Le projet est arrêté, on démobilise. On se ramasse dans un cul-de-sac. Les dirigeants promettaient l’argent de jour en jour…
PDG de Promec, Peter Capkun, en entretien avec La Presse
L’entrepreneur ne quitte pas le chantier de gaieté de cœur. « J’espère que ça va repartir et qu’ils retrouveront de l’argent pour le projet, dit-il. Surtout que Québec est actionnaire avec Suncor et Shell… »
Encore sur place la semaine dernière, un travailleur de la construction qui a contacté La Presse a dû se trouver rapidement un autre boulot. « Je ne peux pas me permettre de rester sans travailler, dit l’ouvrier, qui a demandé l’anonymat pour ne pas nuire à son emploi. J’ai été mis à pied quand ils ont décidé de mettre la clé sous la porte. »
Problème de marché
Outre les problèmes de financement, RCV évoque aussi dans sa requête des problèmes plus conjoncturels, comme les « tumultes » que connaît le marché des biocarburants.

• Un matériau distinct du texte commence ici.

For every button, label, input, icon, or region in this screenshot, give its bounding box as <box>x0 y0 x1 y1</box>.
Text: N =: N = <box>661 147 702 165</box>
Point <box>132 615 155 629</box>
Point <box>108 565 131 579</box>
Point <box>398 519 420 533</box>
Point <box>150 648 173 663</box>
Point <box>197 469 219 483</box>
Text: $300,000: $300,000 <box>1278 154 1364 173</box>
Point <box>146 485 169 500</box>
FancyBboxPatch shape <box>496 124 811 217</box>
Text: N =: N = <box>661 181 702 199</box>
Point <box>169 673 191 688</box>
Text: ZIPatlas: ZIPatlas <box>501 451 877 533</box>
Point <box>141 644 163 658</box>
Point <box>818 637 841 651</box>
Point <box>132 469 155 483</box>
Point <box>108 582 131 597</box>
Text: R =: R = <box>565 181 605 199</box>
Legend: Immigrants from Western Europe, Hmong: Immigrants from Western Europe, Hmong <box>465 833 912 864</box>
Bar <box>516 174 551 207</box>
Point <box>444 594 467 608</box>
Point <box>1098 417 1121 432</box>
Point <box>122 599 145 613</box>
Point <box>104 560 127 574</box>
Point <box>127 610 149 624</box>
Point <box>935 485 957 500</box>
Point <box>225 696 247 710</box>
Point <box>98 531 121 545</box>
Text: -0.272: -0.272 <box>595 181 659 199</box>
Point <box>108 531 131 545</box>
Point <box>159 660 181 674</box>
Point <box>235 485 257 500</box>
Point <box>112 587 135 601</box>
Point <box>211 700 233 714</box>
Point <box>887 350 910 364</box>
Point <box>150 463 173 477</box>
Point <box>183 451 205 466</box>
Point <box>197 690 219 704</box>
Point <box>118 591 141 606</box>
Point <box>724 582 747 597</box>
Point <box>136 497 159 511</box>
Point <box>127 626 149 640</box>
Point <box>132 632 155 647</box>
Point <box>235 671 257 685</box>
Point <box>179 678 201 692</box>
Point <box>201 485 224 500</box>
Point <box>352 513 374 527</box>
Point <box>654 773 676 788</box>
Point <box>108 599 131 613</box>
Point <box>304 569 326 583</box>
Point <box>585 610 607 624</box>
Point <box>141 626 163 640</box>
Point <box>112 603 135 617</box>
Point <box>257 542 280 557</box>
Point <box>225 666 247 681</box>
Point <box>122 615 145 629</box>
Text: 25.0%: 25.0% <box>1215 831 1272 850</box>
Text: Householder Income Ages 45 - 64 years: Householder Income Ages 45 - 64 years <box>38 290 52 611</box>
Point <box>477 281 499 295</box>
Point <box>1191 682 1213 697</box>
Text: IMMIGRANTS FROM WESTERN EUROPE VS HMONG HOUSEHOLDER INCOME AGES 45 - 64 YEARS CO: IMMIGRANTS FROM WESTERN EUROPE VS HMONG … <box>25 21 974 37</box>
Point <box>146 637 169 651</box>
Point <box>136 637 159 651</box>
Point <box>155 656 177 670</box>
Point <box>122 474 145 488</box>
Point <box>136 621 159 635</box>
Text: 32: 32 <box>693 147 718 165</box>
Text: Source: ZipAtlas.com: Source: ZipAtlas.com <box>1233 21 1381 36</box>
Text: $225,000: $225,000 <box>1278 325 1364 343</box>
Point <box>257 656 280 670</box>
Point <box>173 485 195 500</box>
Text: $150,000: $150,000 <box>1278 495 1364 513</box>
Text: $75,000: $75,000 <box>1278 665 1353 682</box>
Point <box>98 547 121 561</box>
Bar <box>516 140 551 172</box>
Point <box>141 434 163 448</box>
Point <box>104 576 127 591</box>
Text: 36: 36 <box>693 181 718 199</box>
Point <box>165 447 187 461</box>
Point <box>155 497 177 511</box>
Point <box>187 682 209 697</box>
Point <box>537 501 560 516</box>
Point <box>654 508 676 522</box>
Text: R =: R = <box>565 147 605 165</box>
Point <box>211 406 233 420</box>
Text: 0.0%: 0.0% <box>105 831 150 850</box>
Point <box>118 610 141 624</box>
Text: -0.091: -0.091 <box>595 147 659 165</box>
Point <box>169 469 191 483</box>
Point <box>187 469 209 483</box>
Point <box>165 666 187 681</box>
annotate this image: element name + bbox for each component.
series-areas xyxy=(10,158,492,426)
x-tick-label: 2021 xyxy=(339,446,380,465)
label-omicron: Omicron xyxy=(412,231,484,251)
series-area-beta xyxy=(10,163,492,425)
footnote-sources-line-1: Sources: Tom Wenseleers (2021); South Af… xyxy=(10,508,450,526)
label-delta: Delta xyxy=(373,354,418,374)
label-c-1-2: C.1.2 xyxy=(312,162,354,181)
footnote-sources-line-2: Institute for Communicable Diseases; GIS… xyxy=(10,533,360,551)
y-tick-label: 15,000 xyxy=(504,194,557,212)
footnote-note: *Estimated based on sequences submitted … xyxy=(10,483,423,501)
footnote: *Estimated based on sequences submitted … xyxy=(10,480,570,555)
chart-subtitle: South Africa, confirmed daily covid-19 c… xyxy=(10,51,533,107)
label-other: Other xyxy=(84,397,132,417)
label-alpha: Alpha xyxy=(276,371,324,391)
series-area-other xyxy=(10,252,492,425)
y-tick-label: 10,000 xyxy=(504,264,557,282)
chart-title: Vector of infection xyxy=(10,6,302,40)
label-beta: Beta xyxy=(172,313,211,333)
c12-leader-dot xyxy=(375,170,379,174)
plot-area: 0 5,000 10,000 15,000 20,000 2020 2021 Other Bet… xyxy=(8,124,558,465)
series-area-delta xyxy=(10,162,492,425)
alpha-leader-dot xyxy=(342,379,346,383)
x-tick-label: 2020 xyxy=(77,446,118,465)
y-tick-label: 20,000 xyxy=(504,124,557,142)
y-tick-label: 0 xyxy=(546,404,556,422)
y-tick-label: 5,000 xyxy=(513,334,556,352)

« Les prix du biométhanol, par exemple, ont été plus bas que prévu ces dernières années, ce qui a affecté négativement les perspectives économiques et financières du projet », mentionne la requête.
Dans ces circonstances peu reluisantes, RCV a donné dès juillet un mandat à la banque britannique Barclays pour qu’elle trouve de nouveaux investisseurs, souligne sa requête. Selon l’entreprise, l’institution financière étudie des avenues dites « prometteuses », mais « toute transaction pour un projet de cette ampleur prendra vraisemblablement des mois ».
Le boulet Enerkem
L’usine de RCV est basée sur la technologie de biométhanisation d’Enerkem. En octobre dernier, La Presse rapportait comment Québec et les fonds de travailleurs ont perdu près de 100 millions dans cette entreprise, en plus des subventions octroyées.
Quand le gouvernement a refusé d’injecter davantage d’argent dans la compagnie en février 2024, ses actions ont perdu le gros de leur valeur, ce qui laisse le contrôle de l’entreprise à la pétrolière espagnole Repsol.
Le PDG de RCV, Stéphane Demers, n’a pas rappelé La Presse. Ernst & Young a refusé de commenter.